Use integrals to prove that the volume of a sphere of radius
R is equal to (4/3)(pi)R^3
well the really easy way is to assume that you know the area of a sphere is 4 pi r^2
integral dr (4 pi r^2)
= 4 pi r^3 / 3 = (4/3) pi r^3
Otherwise radius of plane parallel to x,y axis as a function of height above the center plane is
r = R cos theta
area of circular plane at height z= R sin theta = pi r^2 = pi R^2 cos^2 theta
so hemisphere above axis
integral dz pi R^2 cos^2 theta
but dz = d theta R cos theta
so
integral d theta R cos theta pi R^2 cos^2 theta
from theta = 0 to theta = pi/2
pi R^3 d theta cos^3 theta
integral of cos^3 = sin - (1/3) sin^3
so
pi R^3 [sin theta - (1/3 sin^3 theta]
at pi/2 - at 0
pi R^3 [ 2/3]
that is for the upper hemisphere, multiply by 2 to include the bottom half
pi R^3 [4/3]
To prove that the volume of a sphere of radius R is equal to (4/3)(π)R^3 using integrals, we can utilize the technique of triple integration.
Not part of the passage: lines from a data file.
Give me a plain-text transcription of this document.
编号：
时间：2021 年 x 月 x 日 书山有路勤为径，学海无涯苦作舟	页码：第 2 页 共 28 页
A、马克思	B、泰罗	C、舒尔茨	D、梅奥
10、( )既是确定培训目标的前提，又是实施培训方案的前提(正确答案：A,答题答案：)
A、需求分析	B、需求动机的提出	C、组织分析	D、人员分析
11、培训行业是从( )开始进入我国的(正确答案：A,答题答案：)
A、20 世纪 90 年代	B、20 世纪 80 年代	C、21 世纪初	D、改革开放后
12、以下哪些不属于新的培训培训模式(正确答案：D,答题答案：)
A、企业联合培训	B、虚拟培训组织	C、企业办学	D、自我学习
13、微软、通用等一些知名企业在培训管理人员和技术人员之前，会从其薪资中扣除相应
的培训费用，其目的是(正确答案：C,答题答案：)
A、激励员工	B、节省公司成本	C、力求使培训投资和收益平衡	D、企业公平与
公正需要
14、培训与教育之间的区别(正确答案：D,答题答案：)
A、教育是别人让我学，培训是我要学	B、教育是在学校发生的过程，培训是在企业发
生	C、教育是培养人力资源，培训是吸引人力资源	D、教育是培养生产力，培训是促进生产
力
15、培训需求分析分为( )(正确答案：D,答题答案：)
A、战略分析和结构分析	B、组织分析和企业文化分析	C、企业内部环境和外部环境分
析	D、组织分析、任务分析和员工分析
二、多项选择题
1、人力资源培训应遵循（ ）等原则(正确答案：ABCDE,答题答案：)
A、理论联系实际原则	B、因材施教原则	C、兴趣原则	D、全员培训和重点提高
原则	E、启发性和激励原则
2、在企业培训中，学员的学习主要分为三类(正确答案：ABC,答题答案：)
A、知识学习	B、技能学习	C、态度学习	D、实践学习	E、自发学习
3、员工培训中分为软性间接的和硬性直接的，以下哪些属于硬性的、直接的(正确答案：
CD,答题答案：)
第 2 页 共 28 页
To begin, let's consider a differential volume element, dV, within the sphere. This differential volume element can be expressed in spherical coordinates as dV = r^2sin(θ)drdθdϕ, where r is the radial distance, θ is the polar angle, and ϕ is the azimuthal angle.
Next, we need to determine the limits of integration for each variable. Since we are working with a sphere of radius R, we have the following limits: r ranges from 0 to R, θ ranges from 0 to π, and ϕ ranges from 0 to 2π.
Now, we can set up the triple integral to calculate the volume V of the sphere:
V = ∭dV
= ∭r^2sin(θ)drdθdϕ
= ∫[0 to 2π] ∫[0 to π] ∫[0 to R] r^2sin(θ)drdθdϕ
We will evaluate this integral in three steps, starting from the innermost integral:
∫[0 to R] r^2sin(θ)dr = (1/3)r^3sin(θ) evaluated from 0 to R
= (1/3)R^3sin(θ)
Next, we integrate with respect to θ:
∫[0 to π] (1/3)R^3sin(θ)dθ = -(1/3)R^3cos(θ) evaluated from 0 to π
= -(1/3)R^3(cos(π) - cos(0))
= -(1/3)R^3(-1 - 1)
= (2/3)R^3
Finally, we integrate with respect to ϕ:
∫[0 to 2π] (2/3)R^3dϕ = (2/3)R^3ϕ evaluated from 0 to 2π
= (2/3)R^3(2π - 0)
= (4/3)πR^3
Hence, we have shown that the volume V of a sphere of radius R is equal to (4/3)πR^3 using integrals.